Deming regression is an errors-in-variables model that fits a line describing the relationship between two variables. Unlike ordinary linear regression, it is suitable when there is measurement error in both variables.
Deming regression (Cornbleet & Gochman, 1979) finds the line of best fit by minimizing the sum of the distances between the measured values and the regression line, at an angle specified by the variance ratio. It assume both variables are measured with error. The variance ratio of the errors in the X / Y variable is required and assumed to be constant across the measuring interval. If you measure the items in replicate, the measurement error of each method is estimated from the data and the variance ratio calculated.

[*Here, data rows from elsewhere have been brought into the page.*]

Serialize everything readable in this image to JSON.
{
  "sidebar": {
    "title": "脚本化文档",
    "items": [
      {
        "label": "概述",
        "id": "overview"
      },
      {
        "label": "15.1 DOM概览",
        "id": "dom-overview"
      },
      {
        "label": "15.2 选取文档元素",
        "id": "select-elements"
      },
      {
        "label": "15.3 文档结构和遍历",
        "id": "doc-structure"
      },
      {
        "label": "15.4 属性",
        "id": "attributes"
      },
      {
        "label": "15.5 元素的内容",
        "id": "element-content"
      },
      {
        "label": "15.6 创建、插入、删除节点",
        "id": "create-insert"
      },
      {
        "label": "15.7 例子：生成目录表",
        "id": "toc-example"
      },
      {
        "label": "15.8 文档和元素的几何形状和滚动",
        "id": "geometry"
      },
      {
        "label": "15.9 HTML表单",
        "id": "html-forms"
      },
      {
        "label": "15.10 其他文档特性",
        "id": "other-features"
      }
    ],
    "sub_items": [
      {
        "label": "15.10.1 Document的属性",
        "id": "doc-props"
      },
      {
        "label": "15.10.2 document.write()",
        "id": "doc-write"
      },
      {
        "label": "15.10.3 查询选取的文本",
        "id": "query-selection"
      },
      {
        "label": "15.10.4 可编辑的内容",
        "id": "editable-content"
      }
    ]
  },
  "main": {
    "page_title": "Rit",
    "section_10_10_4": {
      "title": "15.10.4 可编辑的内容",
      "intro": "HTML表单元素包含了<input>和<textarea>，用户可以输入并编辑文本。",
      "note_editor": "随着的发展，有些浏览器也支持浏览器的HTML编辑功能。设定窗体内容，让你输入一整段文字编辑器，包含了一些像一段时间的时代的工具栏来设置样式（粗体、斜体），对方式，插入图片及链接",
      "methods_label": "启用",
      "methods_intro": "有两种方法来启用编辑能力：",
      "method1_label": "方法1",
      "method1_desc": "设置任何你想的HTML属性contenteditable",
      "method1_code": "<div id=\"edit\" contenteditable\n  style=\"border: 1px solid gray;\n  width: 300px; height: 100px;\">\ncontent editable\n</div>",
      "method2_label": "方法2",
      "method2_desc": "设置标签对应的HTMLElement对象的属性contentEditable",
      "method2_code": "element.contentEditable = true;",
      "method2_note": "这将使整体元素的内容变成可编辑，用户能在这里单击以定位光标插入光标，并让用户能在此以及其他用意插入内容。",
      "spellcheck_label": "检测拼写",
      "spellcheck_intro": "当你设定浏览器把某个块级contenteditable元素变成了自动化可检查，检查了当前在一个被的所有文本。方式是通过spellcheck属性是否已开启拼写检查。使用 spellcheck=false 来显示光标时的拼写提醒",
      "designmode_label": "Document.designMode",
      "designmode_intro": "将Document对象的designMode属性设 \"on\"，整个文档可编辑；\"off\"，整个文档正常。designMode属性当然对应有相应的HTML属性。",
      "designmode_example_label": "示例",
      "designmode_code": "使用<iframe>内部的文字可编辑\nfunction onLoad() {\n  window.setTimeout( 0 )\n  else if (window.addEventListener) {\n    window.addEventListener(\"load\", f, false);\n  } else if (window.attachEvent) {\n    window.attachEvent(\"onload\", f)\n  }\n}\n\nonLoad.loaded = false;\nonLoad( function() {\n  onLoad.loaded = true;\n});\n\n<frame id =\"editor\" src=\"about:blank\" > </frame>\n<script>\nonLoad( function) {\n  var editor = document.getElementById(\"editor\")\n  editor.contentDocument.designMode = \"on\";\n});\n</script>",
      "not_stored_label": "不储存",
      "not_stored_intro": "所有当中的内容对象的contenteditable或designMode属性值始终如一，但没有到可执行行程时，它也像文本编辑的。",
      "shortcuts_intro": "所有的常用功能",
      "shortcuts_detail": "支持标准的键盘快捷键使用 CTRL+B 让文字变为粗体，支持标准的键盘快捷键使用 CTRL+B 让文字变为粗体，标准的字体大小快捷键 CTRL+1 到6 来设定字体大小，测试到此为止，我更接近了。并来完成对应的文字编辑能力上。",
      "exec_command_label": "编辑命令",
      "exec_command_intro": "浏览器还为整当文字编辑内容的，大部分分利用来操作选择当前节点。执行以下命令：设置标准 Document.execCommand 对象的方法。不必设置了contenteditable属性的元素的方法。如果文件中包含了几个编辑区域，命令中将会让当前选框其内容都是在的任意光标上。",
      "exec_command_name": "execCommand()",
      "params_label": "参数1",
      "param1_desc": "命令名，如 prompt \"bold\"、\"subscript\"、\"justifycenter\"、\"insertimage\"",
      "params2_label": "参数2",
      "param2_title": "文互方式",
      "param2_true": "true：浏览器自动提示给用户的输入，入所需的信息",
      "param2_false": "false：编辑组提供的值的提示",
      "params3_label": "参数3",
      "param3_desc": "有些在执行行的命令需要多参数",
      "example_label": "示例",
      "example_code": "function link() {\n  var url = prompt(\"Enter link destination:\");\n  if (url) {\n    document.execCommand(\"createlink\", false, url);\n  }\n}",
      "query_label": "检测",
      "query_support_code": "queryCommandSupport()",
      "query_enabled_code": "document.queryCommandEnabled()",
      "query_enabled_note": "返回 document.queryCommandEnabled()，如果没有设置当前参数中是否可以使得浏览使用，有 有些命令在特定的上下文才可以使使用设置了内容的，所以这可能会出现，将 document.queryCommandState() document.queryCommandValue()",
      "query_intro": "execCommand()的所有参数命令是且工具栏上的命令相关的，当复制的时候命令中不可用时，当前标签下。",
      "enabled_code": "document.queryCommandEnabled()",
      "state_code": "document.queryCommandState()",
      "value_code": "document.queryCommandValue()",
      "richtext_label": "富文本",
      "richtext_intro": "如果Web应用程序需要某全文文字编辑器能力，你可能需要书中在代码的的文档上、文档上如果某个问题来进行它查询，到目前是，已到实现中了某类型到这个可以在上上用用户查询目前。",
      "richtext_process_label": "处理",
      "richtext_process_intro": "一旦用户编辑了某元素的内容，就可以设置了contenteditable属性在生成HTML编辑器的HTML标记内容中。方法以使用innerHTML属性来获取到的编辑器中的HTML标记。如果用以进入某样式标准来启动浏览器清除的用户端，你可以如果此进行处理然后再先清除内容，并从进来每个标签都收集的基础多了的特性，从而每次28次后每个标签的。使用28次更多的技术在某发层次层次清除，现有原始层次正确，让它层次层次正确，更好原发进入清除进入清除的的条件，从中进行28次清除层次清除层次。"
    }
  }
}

In the case where the variance ratio is equal to 1, Deming regression is equivalent to orthogonal regression. When only single measurements are made by each method and the ratio of variances is unknown, a variance ratio of 1 is sometimes used as a default. When the range of measurements is large compared to the measurement error this can be acceptable. However in cases where the range is small the estimates are biased and the standard error underestimated, leading to incorrect hypothesis tests and confidence intervals (Linnet, 1998).
Weighted Deming regression (Linnet, 1990) is a modification of Deming regression that assumes the ratio of the coefficient of variation (CV), rather than the ratio of variances, is constant across the measuring interval.
Confidence intervals for parameter estimates use a t-distribution and the standard errors are computed using a Jackknife procedure (Linnet, 1993).